Saturday, April 24, 2010

Samuel Johnson

Large unpredictable hands zoom in, assail him,

Freakish through his eyes’ semi-darkness,

Whudding round his head’s cracked bell,

Violating with a will to correct.

Little Samuel sits in scrofulous stupor,

Defiantly gulping down the painful world,

Wills himself independent, responsible,

Not to blame the world for anything,

But cure himself with unceasing ambition.

What if disease should unman him,

Make him crave self-pity, and forfeit

The hopeful energy to strive and fight?

The inner man is madness, treachery, fear...

He gropes at the solid world for support,

To sober his erratic mind with fact.


The young man stares up at the town clock,

Too stunned by lassitude even to recognise

The hour. Suicide or lunacy? Reason has

No jurisdiction here. Every resolution

Disillusions itself, stranded in self-loathing.

Mile after mile, the cumbersome idiot

Tramps the roads, trying to forget himself,

To outpace the demons of sloth.

Self-persecuting his soul with scruples,

He teeters, besieged, in self-revenge,

Bedevilled by angry tics and compulsions.

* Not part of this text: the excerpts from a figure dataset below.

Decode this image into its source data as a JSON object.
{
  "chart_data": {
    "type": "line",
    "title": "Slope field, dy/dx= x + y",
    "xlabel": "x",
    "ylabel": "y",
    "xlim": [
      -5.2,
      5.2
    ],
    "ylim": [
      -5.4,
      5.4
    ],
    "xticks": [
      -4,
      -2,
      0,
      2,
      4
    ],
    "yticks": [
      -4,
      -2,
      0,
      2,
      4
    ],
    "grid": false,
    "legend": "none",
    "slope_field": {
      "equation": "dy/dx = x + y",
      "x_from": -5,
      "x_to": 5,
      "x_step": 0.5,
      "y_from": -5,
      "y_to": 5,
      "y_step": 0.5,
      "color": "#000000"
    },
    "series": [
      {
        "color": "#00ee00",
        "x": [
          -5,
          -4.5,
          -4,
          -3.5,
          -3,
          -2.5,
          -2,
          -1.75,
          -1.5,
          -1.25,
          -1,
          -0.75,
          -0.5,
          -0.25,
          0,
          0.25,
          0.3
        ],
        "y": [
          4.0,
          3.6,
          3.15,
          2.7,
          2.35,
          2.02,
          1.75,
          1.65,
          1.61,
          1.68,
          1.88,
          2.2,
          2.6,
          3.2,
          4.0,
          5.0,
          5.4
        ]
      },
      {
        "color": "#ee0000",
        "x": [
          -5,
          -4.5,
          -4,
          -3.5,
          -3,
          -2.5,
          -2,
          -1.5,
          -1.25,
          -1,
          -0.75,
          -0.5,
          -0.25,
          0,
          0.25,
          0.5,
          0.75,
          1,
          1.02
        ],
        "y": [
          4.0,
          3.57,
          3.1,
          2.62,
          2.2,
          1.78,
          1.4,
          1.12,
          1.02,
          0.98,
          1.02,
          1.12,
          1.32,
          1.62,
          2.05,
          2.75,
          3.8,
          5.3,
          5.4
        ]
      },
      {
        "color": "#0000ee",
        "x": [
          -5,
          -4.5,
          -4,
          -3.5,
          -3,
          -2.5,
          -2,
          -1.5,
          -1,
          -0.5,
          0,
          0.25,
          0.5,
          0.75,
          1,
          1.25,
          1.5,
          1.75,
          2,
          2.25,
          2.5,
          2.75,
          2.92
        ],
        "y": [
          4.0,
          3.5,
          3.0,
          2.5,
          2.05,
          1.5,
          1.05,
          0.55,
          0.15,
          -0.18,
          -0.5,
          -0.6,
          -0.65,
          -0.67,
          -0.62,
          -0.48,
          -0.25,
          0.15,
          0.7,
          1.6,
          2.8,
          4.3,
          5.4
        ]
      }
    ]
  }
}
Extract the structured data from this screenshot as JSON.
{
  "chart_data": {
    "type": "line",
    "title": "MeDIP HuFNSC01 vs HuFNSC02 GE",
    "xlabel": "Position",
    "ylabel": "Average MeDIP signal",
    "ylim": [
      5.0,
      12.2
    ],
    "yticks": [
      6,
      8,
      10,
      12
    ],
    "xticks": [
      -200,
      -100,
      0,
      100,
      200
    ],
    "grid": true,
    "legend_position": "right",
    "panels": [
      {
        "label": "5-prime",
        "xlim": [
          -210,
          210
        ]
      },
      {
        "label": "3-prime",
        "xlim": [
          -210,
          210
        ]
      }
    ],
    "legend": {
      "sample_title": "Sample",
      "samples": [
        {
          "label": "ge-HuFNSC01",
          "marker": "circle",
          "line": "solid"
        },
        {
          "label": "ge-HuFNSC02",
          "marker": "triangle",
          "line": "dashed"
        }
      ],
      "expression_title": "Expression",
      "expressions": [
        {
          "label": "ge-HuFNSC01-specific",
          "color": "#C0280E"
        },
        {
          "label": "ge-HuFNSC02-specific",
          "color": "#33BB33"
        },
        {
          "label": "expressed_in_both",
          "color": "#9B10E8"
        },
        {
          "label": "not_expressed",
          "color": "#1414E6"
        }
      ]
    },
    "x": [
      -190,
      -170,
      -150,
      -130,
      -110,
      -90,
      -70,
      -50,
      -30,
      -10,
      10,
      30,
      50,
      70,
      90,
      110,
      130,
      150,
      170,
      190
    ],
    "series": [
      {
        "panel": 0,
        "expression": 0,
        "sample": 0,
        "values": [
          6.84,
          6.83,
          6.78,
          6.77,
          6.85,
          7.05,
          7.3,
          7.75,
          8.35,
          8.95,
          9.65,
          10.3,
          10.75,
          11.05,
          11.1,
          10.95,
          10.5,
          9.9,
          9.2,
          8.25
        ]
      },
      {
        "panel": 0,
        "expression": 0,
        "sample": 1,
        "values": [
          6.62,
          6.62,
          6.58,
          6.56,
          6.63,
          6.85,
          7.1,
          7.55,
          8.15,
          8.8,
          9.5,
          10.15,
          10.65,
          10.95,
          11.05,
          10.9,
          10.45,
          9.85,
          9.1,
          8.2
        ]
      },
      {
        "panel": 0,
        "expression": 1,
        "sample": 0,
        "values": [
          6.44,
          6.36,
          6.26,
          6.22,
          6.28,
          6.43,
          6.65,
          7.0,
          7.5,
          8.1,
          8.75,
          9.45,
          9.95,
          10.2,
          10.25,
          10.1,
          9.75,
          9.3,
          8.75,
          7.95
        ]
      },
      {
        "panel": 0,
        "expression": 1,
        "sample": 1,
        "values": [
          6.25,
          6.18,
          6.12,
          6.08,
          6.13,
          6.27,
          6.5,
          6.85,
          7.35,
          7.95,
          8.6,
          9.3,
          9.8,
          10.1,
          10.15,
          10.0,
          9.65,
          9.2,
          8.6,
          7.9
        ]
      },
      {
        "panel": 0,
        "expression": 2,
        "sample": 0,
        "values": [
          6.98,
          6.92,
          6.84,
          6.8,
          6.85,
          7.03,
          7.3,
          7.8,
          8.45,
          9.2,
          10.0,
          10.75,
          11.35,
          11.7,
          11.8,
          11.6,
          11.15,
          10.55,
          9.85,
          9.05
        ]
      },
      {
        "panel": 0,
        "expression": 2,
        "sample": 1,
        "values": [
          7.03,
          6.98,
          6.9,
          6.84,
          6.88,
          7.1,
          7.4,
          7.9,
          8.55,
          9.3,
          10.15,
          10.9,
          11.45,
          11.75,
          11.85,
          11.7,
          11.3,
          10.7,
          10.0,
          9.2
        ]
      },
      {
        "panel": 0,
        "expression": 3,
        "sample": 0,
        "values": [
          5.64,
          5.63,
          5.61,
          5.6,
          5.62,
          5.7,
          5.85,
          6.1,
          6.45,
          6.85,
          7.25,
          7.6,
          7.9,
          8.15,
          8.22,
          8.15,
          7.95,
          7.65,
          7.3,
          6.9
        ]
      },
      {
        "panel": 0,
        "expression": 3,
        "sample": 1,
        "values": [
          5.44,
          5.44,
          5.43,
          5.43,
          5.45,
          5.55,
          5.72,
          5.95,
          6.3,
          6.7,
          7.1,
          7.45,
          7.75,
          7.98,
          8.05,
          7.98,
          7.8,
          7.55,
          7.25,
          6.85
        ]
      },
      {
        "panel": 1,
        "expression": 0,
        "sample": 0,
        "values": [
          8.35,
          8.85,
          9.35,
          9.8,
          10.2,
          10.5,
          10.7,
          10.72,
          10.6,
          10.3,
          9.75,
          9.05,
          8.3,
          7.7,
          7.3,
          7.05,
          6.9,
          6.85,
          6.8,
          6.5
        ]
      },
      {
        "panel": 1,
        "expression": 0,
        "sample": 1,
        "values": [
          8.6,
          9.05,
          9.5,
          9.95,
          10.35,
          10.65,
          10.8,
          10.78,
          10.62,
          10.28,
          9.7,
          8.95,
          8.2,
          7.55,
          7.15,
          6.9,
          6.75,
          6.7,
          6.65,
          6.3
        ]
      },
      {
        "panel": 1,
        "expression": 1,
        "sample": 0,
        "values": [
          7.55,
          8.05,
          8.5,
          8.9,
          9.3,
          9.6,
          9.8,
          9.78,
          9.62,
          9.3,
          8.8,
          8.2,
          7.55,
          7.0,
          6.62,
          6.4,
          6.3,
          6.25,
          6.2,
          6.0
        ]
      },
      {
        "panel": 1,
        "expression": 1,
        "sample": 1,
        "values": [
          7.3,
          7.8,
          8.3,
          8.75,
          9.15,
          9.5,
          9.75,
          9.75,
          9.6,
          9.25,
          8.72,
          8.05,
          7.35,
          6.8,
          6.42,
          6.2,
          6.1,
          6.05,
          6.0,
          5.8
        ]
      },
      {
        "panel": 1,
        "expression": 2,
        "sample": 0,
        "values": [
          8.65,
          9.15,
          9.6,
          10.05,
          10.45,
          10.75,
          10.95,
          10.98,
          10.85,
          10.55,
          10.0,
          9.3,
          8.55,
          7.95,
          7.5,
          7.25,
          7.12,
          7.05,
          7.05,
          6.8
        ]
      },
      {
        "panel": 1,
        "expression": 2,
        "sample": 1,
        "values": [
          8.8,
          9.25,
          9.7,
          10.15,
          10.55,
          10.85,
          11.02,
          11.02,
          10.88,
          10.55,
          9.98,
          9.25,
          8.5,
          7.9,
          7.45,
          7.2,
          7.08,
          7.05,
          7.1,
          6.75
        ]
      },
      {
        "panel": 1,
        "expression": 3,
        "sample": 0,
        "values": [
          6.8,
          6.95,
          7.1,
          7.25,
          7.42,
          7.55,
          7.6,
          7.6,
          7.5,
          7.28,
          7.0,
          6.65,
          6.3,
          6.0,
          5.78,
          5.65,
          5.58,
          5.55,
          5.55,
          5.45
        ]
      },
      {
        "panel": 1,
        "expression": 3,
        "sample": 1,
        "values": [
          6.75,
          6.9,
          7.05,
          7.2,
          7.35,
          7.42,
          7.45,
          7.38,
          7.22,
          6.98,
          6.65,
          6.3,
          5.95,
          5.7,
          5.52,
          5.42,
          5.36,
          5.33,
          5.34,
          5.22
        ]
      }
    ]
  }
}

Imagine, imagine, imagine!-Attack the void

With ferocious invention, toil, travail

To outmanoeuvre despair...or die...


On a Lincolnshire hill, with friends,

Johnson surveys the steep slope, mischievously

Grinning: “Why, I haven’t had a proper roll

In ages!”In a moment, he empties his pockets

And lies on the edge, then launches himself,

Turning over and over, bouncing down

To the bottom, then clambers to his feet,

Huffing and laughing, big face flushed

With childish triumph.


Sleepless, the sage paces up and down his rooms,

Measuring out the floor with heavy tread,

-Will it bear his weight, his confusion and grief?-

Contriving ritual patterns with heels and toe,

Soothing himself with arithmetical exercises.

In the neighbouring room sleeps a sick young

Prostitute, a hollow-cheeked wretch he had lifted

Out of the utter the night beforehand carried

Safely home on his broad back. The destitute

Would always find succour under his roof,

Where he returned, always, with pockets empty,

All the coins given in alms to street-beggars.

Hunched at table, through the night, he hews

Out solemn stately periods, solid bridges

To hold him to the earth and carry him over.